EP0327355A2

EP0327355A2 - Thin film electroluminescent device

Info

Publication number: EP0327355A2
Application number: EP89301000A
Authority: EP
Inventors: Takuo Yamashita; Hiroaki Nakaya; Akiyoshi Mikami; Masaru Yoshida; Shigeo Nakajima
Original assignee: Sharp Corp
Current assignee: Sharp Corp
Priority date: 1988-02-02
Filing date: 1989-02-02
Publication date: 1989-08-09
Anticipated expiration: 2009-02-02
Also published as: EP0327355B1; JPH01197993A; EP0327355A3; DE68917743T2; DE68917743D1

Abstract

A thin film EL device which performs electroluminescence in response to the application of an electric field, comprising a light-emitting layer at least one side of which is covered with an insulating layer, and a pair of electrodes sandwiching said light-emitting layer, with at least one of said electrode being transparent, in which the insulating layer is made of a thin film of an organic dielectric material which may contain a fine powder of an inorganic insulating material.

Description

BACKGROUND OF THE INVENTION

1. Field of the Invention:

The present invention relates to a thin film electroluminescent (EL) device which is provided with a light-emitting layer and insulating layers so that it performs electroluminescence in response to the application of an electric field. More particularly, it is concerned with the insulating layer of the device.

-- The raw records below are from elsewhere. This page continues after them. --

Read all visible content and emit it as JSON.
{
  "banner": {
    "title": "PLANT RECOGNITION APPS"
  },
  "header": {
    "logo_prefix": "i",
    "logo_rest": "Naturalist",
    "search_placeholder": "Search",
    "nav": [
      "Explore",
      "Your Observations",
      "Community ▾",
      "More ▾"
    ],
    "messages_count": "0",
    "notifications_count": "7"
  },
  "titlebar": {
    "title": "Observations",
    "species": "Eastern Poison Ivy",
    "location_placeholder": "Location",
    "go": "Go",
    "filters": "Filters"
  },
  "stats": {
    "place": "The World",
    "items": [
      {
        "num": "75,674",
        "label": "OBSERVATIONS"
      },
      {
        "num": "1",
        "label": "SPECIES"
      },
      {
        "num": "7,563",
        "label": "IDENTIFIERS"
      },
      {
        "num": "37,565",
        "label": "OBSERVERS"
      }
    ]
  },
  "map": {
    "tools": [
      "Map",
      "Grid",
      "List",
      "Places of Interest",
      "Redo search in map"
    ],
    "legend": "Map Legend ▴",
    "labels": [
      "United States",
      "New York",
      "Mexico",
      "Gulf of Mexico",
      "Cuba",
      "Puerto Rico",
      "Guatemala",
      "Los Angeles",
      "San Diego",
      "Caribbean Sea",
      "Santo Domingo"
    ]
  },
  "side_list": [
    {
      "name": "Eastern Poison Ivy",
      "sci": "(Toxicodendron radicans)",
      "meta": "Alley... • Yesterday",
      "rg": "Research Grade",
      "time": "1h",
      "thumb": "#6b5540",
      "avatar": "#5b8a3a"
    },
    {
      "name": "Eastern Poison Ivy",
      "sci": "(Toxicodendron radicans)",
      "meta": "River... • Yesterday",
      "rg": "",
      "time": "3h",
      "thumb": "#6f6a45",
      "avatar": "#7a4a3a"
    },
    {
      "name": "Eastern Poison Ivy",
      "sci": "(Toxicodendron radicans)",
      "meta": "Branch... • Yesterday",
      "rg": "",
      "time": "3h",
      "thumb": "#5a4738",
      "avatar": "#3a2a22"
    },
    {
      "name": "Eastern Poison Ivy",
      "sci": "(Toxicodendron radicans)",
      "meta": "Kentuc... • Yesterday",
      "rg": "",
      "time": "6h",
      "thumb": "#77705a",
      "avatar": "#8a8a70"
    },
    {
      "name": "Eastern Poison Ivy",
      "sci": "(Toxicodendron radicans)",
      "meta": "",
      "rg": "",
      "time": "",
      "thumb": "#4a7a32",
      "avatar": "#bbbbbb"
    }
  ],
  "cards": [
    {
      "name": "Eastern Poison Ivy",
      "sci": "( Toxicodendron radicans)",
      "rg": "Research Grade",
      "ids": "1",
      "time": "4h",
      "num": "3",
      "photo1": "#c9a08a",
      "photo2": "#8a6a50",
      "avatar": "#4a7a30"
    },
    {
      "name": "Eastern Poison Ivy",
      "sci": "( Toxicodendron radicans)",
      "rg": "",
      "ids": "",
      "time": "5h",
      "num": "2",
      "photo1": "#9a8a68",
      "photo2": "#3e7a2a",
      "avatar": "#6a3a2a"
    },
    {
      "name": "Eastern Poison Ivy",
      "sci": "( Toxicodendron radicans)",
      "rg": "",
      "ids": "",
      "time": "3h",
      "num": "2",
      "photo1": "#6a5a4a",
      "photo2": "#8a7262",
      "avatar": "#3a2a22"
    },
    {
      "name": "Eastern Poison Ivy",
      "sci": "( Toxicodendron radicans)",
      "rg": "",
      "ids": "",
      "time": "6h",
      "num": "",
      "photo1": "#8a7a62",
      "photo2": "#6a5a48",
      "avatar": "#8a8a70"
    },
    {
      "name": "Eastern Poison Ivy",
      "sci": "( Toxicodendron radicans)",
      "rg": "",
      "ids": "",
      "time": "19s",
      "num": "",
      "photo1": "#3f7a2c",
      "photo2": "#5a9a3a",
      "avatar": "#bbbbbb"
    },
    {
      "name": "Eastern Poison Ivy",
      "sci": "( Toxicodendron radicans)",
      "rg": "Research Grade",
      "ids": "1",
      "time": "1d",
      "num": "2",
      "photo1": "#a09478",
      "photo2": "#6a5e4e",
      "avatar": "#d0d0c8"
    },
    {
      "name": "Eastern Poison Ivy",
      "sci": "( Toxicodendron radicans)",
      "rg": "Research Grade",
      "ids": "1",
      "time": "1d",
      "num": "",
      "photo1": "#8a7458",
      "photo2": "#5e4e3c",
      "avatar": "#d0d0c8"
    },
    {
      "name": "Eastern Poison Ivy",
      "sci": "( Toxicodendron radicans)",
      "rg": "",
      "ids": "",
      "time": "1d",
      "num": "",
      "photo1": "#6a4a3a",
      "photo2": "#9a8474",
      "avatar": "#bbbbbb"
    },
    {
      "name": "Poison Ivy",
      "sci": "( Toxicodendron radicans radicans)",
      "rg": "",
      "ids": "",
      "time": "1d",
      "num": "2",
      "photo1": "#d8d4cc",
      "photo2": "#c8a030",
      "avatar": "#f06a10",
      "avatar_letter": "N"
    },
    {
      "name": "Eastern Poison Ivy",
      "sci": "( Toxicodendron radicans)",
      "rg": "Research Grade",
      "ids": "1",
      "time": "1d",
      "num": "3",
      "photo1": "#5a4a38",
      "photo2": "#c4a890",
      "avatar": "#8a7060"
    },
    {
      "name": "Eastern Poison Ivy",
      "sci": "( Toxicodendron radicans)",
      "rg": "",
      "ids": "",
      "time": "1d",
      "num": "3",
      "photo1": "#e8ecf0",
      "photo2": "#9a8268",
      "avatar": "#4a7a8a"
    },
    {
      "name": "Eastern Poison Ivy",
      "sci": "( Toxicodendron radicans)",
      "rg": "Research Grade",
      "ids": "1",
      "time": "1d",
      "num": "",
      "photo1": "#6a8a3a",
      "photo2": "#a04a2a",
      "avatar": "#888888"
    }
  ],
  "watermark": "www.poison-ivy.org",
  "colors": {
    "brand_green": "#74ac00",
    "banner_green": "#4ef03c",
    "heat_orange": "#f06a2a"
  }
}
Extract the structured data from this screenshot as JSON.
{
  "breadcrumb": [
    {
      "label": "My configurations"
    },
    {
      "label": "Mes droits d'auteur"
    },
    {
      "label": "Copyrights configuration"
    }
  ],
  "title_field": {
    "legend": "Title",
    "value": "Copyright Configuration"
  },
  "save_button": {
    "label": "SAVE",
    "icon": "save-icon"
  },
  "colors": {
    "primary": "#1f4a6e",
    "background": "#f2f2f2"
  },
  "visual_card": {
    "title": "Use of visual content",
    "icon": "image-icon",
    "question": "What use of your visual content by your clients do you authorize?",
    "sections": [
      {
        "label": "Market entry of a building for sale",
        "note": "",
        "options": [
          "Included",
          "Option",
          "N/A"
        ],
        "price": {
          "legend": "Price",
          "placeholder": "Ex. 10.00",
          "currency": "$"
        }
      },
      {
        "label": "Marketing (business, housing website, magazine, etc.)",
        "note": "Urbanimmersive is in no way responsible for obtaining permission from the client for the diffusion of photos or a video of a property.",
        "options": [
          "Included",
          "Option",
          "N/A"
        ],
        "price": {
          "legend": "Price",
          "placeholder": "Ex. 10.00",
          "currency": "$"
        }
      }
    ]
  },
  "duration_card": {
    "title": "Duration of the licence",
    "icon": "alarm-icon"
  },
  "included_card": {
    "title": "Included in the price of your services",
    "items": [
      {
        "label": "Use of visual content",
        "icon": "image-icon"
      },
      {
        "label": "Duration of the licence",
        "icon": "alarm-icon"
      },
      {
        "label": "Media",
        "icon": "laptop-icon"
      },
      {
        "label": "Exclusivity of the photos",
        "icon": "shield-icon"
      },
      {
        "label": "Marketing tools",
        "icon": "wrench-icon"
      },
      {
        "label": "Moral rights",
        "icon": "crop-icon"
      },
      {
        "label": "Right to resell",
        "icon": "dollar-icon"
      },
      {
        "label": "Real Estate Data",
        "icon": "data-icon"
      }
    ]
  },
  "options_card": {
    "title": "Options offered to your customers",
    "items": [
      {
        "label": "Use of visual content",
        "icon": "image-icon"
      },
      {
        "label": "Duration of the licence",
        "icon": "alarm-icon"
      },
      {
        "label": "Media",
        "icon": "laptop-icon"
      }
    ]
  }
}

2. Description of the Prior Art:

Since the development of the thin film EL device which emits a bright light in response to the application of an AC electric field to the emitting layer of metal sulfide doped with an element for luminescent centers, various investigations have been made on the structure of the device. The conventional known thin film EL device has the basic structure as shown in Fig. 2.
It is constructed on a transparent substrate 1 such as a glass plate. On the substrate are arranged a plurality of long, narrow transparent electrodes 2 parallel to one another. On the electrodes 2 is formed a first insulating layer 3 which is typically composed of an SiO₂ layer and an Si₃N₄ layer laminated on top of the other in the order mentioned. On the first insulating layer 3 is formed a light-emitting layer 4 of ZnS doped with an active substance. The light-emitting layer 4 is covered with a second insulating layer 5 which is typically composed of an Si₃N₄ film and an Al₂O₃ film laminated on top of the other in the order mentioned. (Thus the light-emitting layer 4 and the insulating layers 3 and 5 sandwiching it form a three-layer structure.) On the second insulating layer 5 are arranged a plurality of long, narrow back electrodes 6 of Al or the like in the direction perpendicular to the aforesaid transparent electrodes 2. The transparent electrodes 2 and the back electrodes 6 are connected to an AC source 7 which drives the thin film EL device.
The conventional thin film EL device constructed as mentioned above has a disadvantage that it needs many steps and a long time for production and hence it is high in cost. The complex production steps and high cost are mainly attributable to the first and second insulating layers of laminated structure which take a long time when formed by sputtering (Sputtering is a common process used to form the insulating layers.).
With the foregoing in mind, the present inventors carried out a series of researches on the materials and processes for producing the aforesaid insulating layers. As the result, it was found that the insulating layers can be made in a short time in a simple manner from an organic dielectric material and that the resulting thin film EL device emits as bright a light the conventional one provided with inorganic insulating layers. The present invention was completed on the basis of this finding.
Some of the organic dielectric materials used for the insulating layers in the present invention have conventionally been in use as a binder for the luminescent material of the EL element of luminescent material-dispersed type which is free of the insulating layers. However, it has not been known that they can be used for the insulating layer of the thin film EL device of laminated structure as in the present invention.

SUMMARY OF THE INVENTION

According to the present invention, it provides a thin film EL device comprising a light-emitting layer, at least one side of which is covered with an insulating layer, and a pair of electrodes sandwiching said light-emitting layer, with at least one of said electrodes being transparent, in which the insulating layer is made of a thin film of an organic dielectric material which may contain a fine powder of an inorganic insulating material.
The thin film El device of the present invention can be produced by a simple process in a short time which results in a low production cost because the insulating layer is formed from an organic dielectric material by coating, spraying, or screen printing which is easy to carry out. In addition, the insulating layer of an organic dielectric material prevents the propagation of possible dielectric breakdown because it is softer than that of an inorganic dielectric material. In other words, it is of self-healing type.
The thin film EL device of the present invention is comparable to the conventional one in performance. An additional advantage of the thin film EL device is that it can be driven at a reduced voltage if the thin film of an organic dielectric material is incorporated with a fine powder of an inorganic insulating material having a high dielectric constant.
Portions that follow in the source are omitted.